Features for Earth System Visualizations
    - what are already available from IDV, what are still needed?
    
    
Why was birdvis created? Why do people love birdvis?
  - computer science research aspects of visualizing the data
  - a common interest from both the computer science and earth science groups
  - data volume handled by birdvis may not be as big as "carbonvis"

Issues to address:
1.   number of days per year 
    (needs to be fixed so that all models and observations have the same value or it needs to be corrected)

2.    What is the volume?:
           Massive Image Streaming T (MIST) handles zooming in, with a preprocessing (aggregates) and modifies the spatial data
                x-y spatial data resolution:  MODIS:  250m is the smallest
                z:  50 vertical layers

    MsTMIP:  half/quarter degree and monthly
    SI2:  Data assim:  50 vertical layers, xx degree, and ?monthly?

3. Regridding problem
    - mismatch in space
    - mismatch in time
    - interpolation methods: linear, conservative, dominant, ...
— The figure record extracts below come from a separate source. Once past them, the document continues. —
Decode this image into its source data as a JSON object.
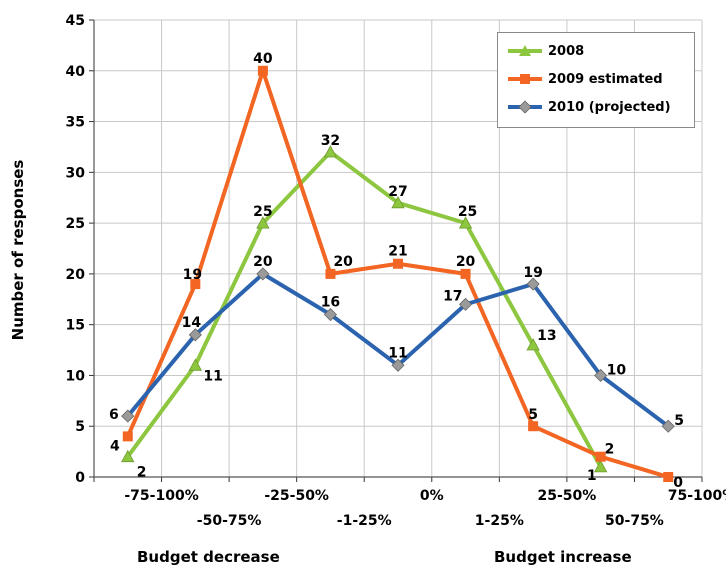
{
  "chart_data": {
    "type": "line",
    "categories": [
      "-75-100%",
      "-50-75%",
      "-25-50%",
      "-1-25%",
      "0%",
      "1-25%",
      "25-50%",
      "50-75%",
      "75-100%"
    ],
    "series": [
      {
        "name": "2008",
        "color": "#8DC63F",
        "marker": "triangle",
        "values": [
          2,
          11,
          25,
          32,
          27,
          25,
          13,
          1,
          null
        ]
      },
      {
        "name": "2009 estimated",
        "color": "#F26522",
        "marker": "square",
        "values": [
          4,
          19,
          40,
          20,
          21,
          20,
          5,
          2,
          0
        ]
      },
      {
        "name": "2010 (projected)",
        "color": "#2B63AE",
        "marker": "diamond",
        "values": [
          6,
          14,
          20,
          16,
          11,
          17,
          19,
          10,
          5
        ]
      }
    ],
    "data_labels": [
      {
        "series": 0,
        "index": 0,
        "text": "2"
      },
      {
        "series": 0,
        "index": 1,
        "text": "11"
      },
      {
        "series": 0,
        "index": 2,
        "text": "25"
      },
      {
        "series": 0,
        "index": 3,
        "text": "32"
      },
      {
        "series": 0,
        "index": 4,
        "text": "27"
      },
      {
        "series": 0,
        "index": 5,
        "text": "25"
      },
      {
        "series": 0,
        "index": 6,
        "text": "13"
      },
      {
        "series": 0,
        "index": 7,
        "text": "1"
      },
      {
        "series": 1,
        "index": 0,
        "text": "4"
      },
      {
        "series": 1,
        "index": 1,
        "text": "19"
      },
      {
        "series": 1,
        "index": 2,
        "text": "40"
      },
      {
        "series": 1,
        "index": 3,
        "text": "20"
      },
      {
        "series": 1,
        "index": 4,
        "text": "21"
      },
      {
        "series": 1,
        "index": 5,
        "text": "20"
      },
      {
        "series": 1,
        "index": 6,
        "text": "5"
      },
      {
        "series": 1,
        "index": 7,
        "text": "2"
      },
      {
        "series": 1,
        "index": 8,
        "text": "0"
      },
      {
        "series": 2,
        "index": 0,
        "text": "6"
      },
      {
        "series": 2,
        "index": 1,
        "text": "14"
      },
      {
        "series": 2,
        "index": 2,
        "text": "20"
      },
      {
        "series": 2,
        "index": 3,
        "text": "16"
      },
      {
        "series": 2,
        "index": 4,
        "text": "11"
      },
      {
        "series": 2,
        "index": 5,
        "text": "17"
      },
      {
        "series": 2,
        "index": 6,
        "text": "19"
      },
      {
        "series": 2,
        "index": 7,
        "text": "10"
      },
      {
        "series": 2,
        "index": 8,
        "text": "5"
      }
    ],
    "ylabel": "Number of responses",
    "ylim": [
      0,
      45
    ],
    "yticks": [
      0,
      5,
      10,
      15,
      20,
      25,
      30,
      35,
      40,
      45
    ],
    "grid": true,
    "legend": "top-right",
    "group_labels": [
      "Budget decrease",
      "Budget increase"
    ]
  }
}
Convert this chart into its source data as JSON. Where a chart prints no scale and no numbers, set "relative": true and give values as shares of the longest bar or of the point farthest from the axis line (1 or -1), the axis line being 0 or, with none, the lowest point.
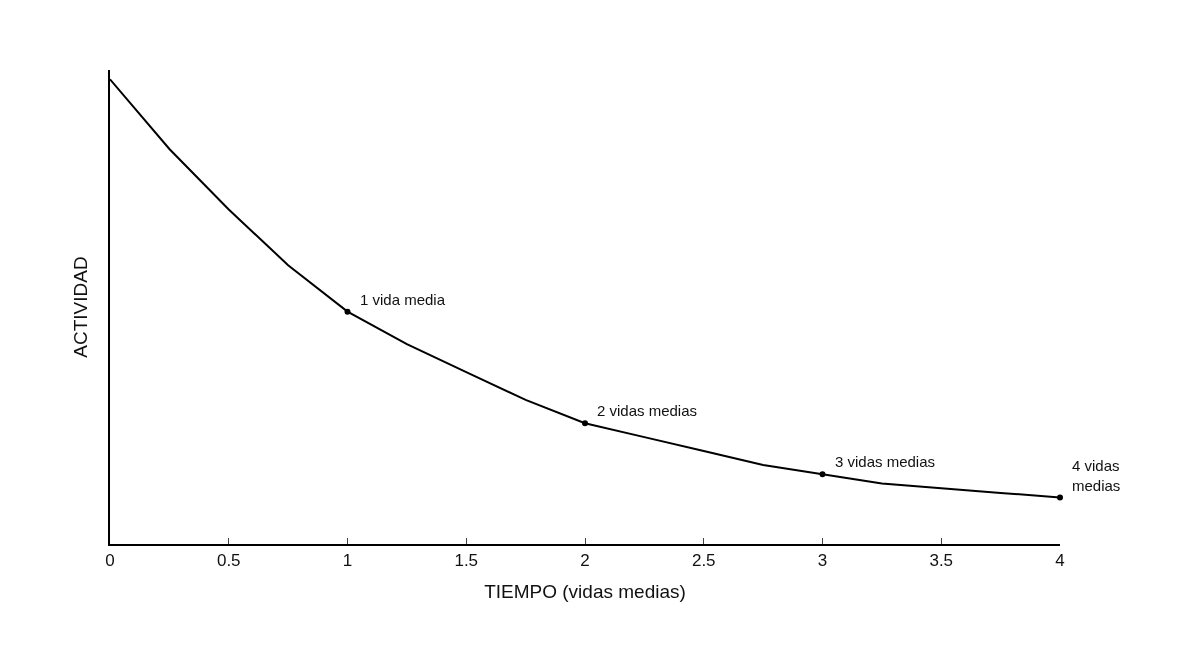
{
  "chart_data": {
    "type": "line",
    "relative": true,
    "xlabel": "TIEMPO (vidas medias)",
    "ylabel": "ACTIVIDAD",
    "xlim": [
      0,
      4
    ],
    "xticks": [
      0,
      0.5,
      1,
      1.5,
      2,
      2.5,
      3,
      3.5,
      4
    ],
    "series": [
      {
        "color": "#000000",
        "marker": "none",
        "x": [
          0,
          0.25,
          0.5,
          0.75,
          1,
          1.25,
          1.5,
          1.75,
          2,
          2.25,
          2.5,
          2.75,
          3,
          3.25,
          3.5,
          3.75,
          4
        ],
        "values": [
          1,
          0.85,
          0.72,
          0.6,
          0.5,
          0.43,
          0.37,
          0.31,
          0.26,
          0.23,
          0.2,
          0.17,
          0.15,
          0.13,
          0.12,
          0.11,
          0.1
        ]
      },
      {
        "type": "scatter",
        "color": "#000000",
        "marker": "circle",
        "x": [
          1,
          2,
          3,
          4
        ],
        "values": [
          0.5,
          0.26,
          0.15,
          0.1
        ]
      }
    ],
    "annotations": [
      {
        "text": "1 vida media",
        "x": 1,
        "y": 0.5
      },
      {
        "text": "2 vidas medias",
        "x": 2,
        "y": 0.26
      },
      {
        "text": "3 vidas medias",
        "x": 3,
        "y": 0.15
      },
      {
        "text": "4 vidas\nmedias",
        "x": 4,
        "y": 0.1
      }
    ]
  }
}
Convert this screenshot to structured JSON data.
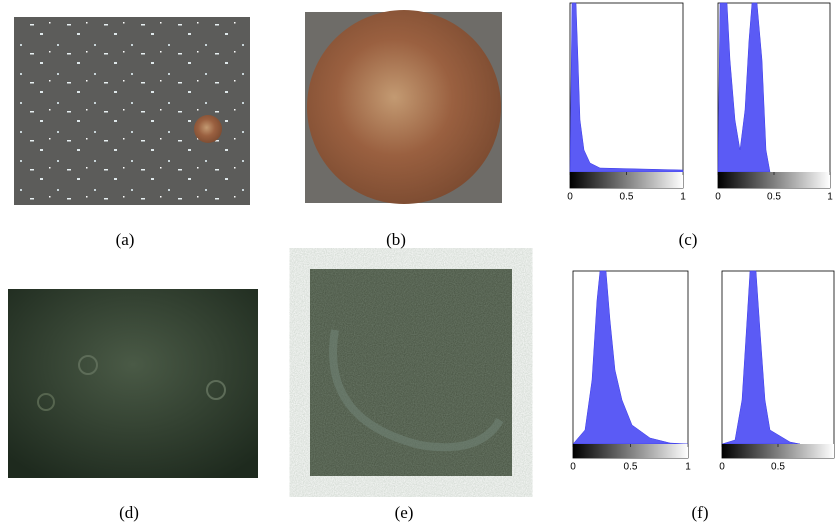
{
  "figure": {
    "panels": [
      {
        "caption": "(a)"
      },
      {
        "caption": "(b)"
      },
      {
        "caption": "(c)",
        "histograms": [
          {
            "xlim": [
              0,
              1
            ],
            "xticks": [
              0,
              0.5,
              1
            ]
          },
          {
            "xlim": [
              0,
              1
            ],
            "xticks": [
              0,
              0.5,
              1
            ]
          }
        ]
      },
      {
        "caption": "(d)"
      },
      {
        "caption": "(e)"
      },
      {
        "caption": "(f)",
        "histograms": [
          {
            "xlim": [
              0,
              1
            ],
            "xticks": [
              0,
              0.5,
              1
            ]
          },
          {
            "xlim": [
              0,
              1
            ],
            "xticks": [
              0,
              0.5
            ]
          }
        ]
      }
    ]
  }
}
what is the possiblity of doing innovative research that benefits the Grad Student, plus the four projects, plus DataONE.
identify EVA subgroups that can work issues
need to identify papers that the EVA group / subgroups can prepare


ILAMB:  products in January, 2012
MsTMIP:  model driver data sets available (global & North American),  model output products in March, 2012 (global)
SI2:  December 2011 (sample data available), near-realtime data
Yiqi: push forecast activities forward

need to evaluate commonalities of four activities
    SI2 , MsTMIP, ILAMB: highly similar

start with one activity (some concrete idea)
- model skills as a function of time (MsTMIP), is that something similar to the birdvis can be done for not only interactive visualization, but also evaluation of models quantatively?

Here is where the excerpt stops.